Naya sudah berdiri di bawah pohon besar. Tapi, Naya tidak lagi mendengar ada suara panggilan Vety. Naya menengok ke sana kemari, gelap dan sepi. Naya merasakan sedikit takut. Dan tidak tahu harus berbuat apa.

"Di tempat ini aku tidak menemukan apapun juga, apa lebih baik aku pulang saja?" kata Naya pada hati kecilnya.

"Semakin lama perasaan hatiku semakin tidak enak."

"Rasanya aku mulai ketakutan." Naya pun menggeser kakinya. Dan tiba-tiba saja kakinya tersandung sesuatu.

"Apa yang telah ku sandung?" Naya pun menengok ke bawah kakinya. Ada gundukkan tanah di dekat kaki Naya.

"Gundukkan apa ini?" Naya pun mencoba merunduk sambil mengusap-usap gundukkan pasir tersebut.

"Vety.....!" teriak Naya memanggil Vety. Ternyata, kaki Naya menyandung kepala Vety yang telah tertutup gundukan pasir. Tanpa berfikir panjang, Naya pun langsung menggali gundukkan pasir itu.

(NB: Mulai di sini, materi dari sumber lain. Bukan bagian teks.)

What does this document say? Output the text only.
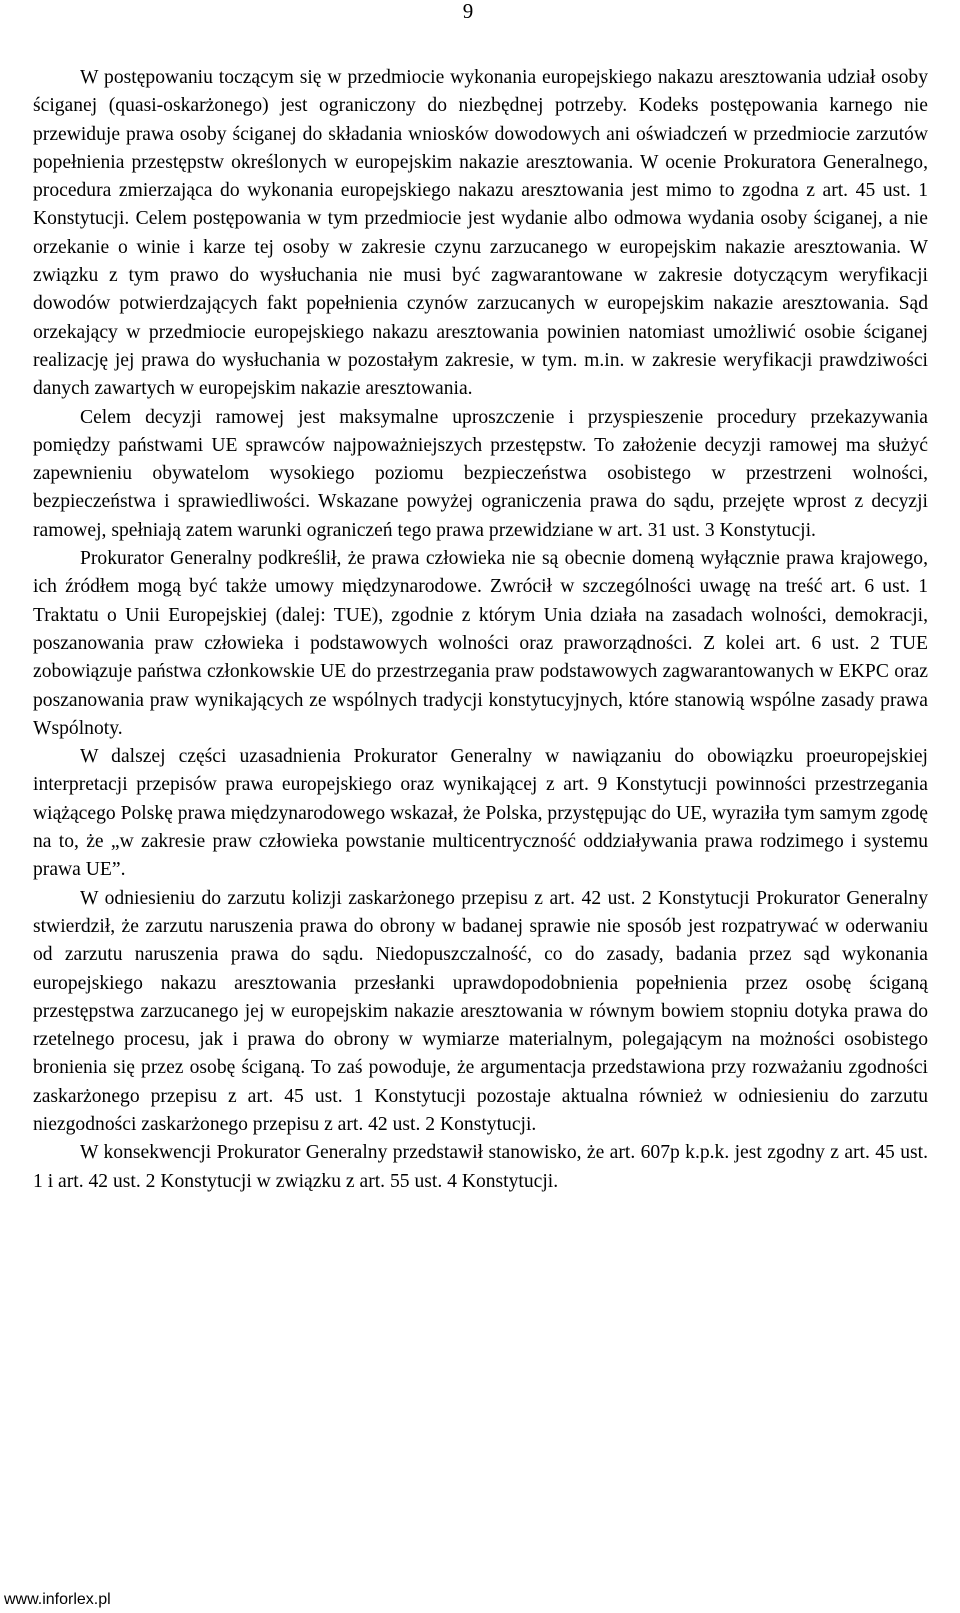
9

W postępowaniu toczącym się w przedmiocie wykonania europejskiego nakazu aresztowania udział osoby ściganej (quasi-oskarżonego) jest ograniczony do niezbędnej potrzeby. Kodeks postępowania karnego nie przewiduje prawa osoby ściganej do składania wniosków dowodowych ani oświadczeń w przedmiocie zarzutów popełnienia przestępstw określonych w europejskim nakazie aresztowania. W ocenie Prokuratora Generalnego, procedura zmierzająca do wykonania europejskiego nakazu aresztowania jest mimo to zgodna z art. 45 ust. 1 Konstytucji. Celem postępowania w tym przedmiocie jest wydanie albo odmowa wydania osoby ściganej, a nie orzekanie o winie i karze tej osoby w zakresie czynu zarzucanego w europejskim nakazie aresztowania. W związku z tym prawo do wysłuchania nie musi być zagwarantowane w zakresie dotyczącym weryfikacji dowodów potwierdzających fakt popełnienia czynów zarzucanych w europejskim nakazie aresztowania. Sąd orzekający w przedmiocie europejskiego nakazu aresztowania powinien natomiast umożliwić osobie ściganej realizację jej prawa do wysłuchania w pozostałym zakresie, w tym. m.in. w zakresie weryfikacji prawdziwości danych zawartych w europejskim nakazie aresztowania.

Celem decyzji ramowej jest maksymalne uproszczenie i przyspieszenie procedury przekazywania pomiędzy państwami UE sprawców najpoważniejszych przestępstw. To założenie decyzji ramowej ma służyć zapewnieniu obywatelom wysokiego poziomu bezpieczeństwa osobistego w przestrzeni wolności, bezpieczeństwa i sprawiedliwości. Wskazane powyżej ograniczenia prawa do sądu, przejęte wprost z decyzji ramowej, spełniają zatem warunki ograniczeń tego prawa przewidziane w art. 31 ust. 3 Konstytucji.

Prokurator Generalny podkreślił, że prawa człowieka nie są obecnie domeną wyłącznie prawa krajowego, ich źródłem mogą być także umowy międzynarodowe. Zwrócił w szczególności uwagę na treść art. 6 ust. 1 Traktatu o Unii Europejskiej (dalej: TUE), zgodnie z którym Unia działa na zasadach wolności, demokracji, poszanowania praw człowieka i podstawowych wolności oraz praworządności. Z kolei art. 6 ust. 2 TUE zobowiązuje państwa członkowskie UE do przestrzegania praw podstawowych zagwarantowanych w EKPC oraz poszanowania praw wynikających ze wspólnych tradycji konstytucyjnych, które stanowią wspólne zasady prawa Wspólnoty.

W dalszej części uzasadnienia Prokurator Generalny w nawiązaniu do obowiązku proeuropejskiej interpretacji przepisów prawa europejskiego oraz wynikającej z art. 9 Konstytucji powinności przestrzegania wiążącego Polskę prawa międzynarodowego wskazał, że Polska, przystępując do UE, wyraziła tym samym zgodę na to, że „w zakresie praw człowieka powstanie multicentryczność oddziaływania prawa rodzimego i systemu prawa UE”.

W odniesieniu do zarzutu kolizji zaskarżonego przepisu z art. 42 ust. 2 Konstytucji Prokurator Generalny stwierdził, że zarzutu naruszenia prawa do obrony w badanej sprawie nie sposób jest rozpatrywać w oderwaniu od zarzutu naruszenia prawa do sądu. Niedopuszczalność, co do zasady, badania przez sąd wykonania europejskiego nakazu aresztowania przesłanki uprawdopodobnienia popełnienia przez osobę ściganą przestępstwa zarzucanego jej w europejskim nakazie aresztowania w równym bowiem stopniu dotyka prawa do rzetelnego procesu, jak i prawa do obrony w wymiarze materialnym, polegającym na możności osobistego bronienia się przez osobę ściganą. To zaś powoduje, że argumentacja przedstawiona przy rozważaniu zgodności zaskarżonego przepisu z art. 45 ust. 1 Konstytucji pozostaje aktualna również w odniesieniu do zarzutu niezgodności zaskarżonego przepisu z art. 42 ust. 2 Konstytucji.

W konsekwencji Prokurator Generalny przedstawił stanowisko, że art. 607p k.p.k. jest zgodny z art. 45 ust. 1 i art. 42 ust. 2 Konstytucji w związku z art. 55 ust. 4 Konstytucji.

www.inforlex.pl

"Vety, aku datang Vet!" kata Naya sambil terus menggali gundukan pasir yang telah mengubur tubuh Vety.

"Maafkan aku, Vet!"

"Aku terlambat datang." Sambil menangis Naya terus saja menggali, hingga seluruh tubuh Vety nampak olehnya. Dan Naya pun memeluk erat tubuh Vety yang telah pergi. Yah, akhirnya dia pergi untuk selama-lamanya. "Tanpa aku dapat mencegahnya." Sesal Naya dalam hati kecilnya.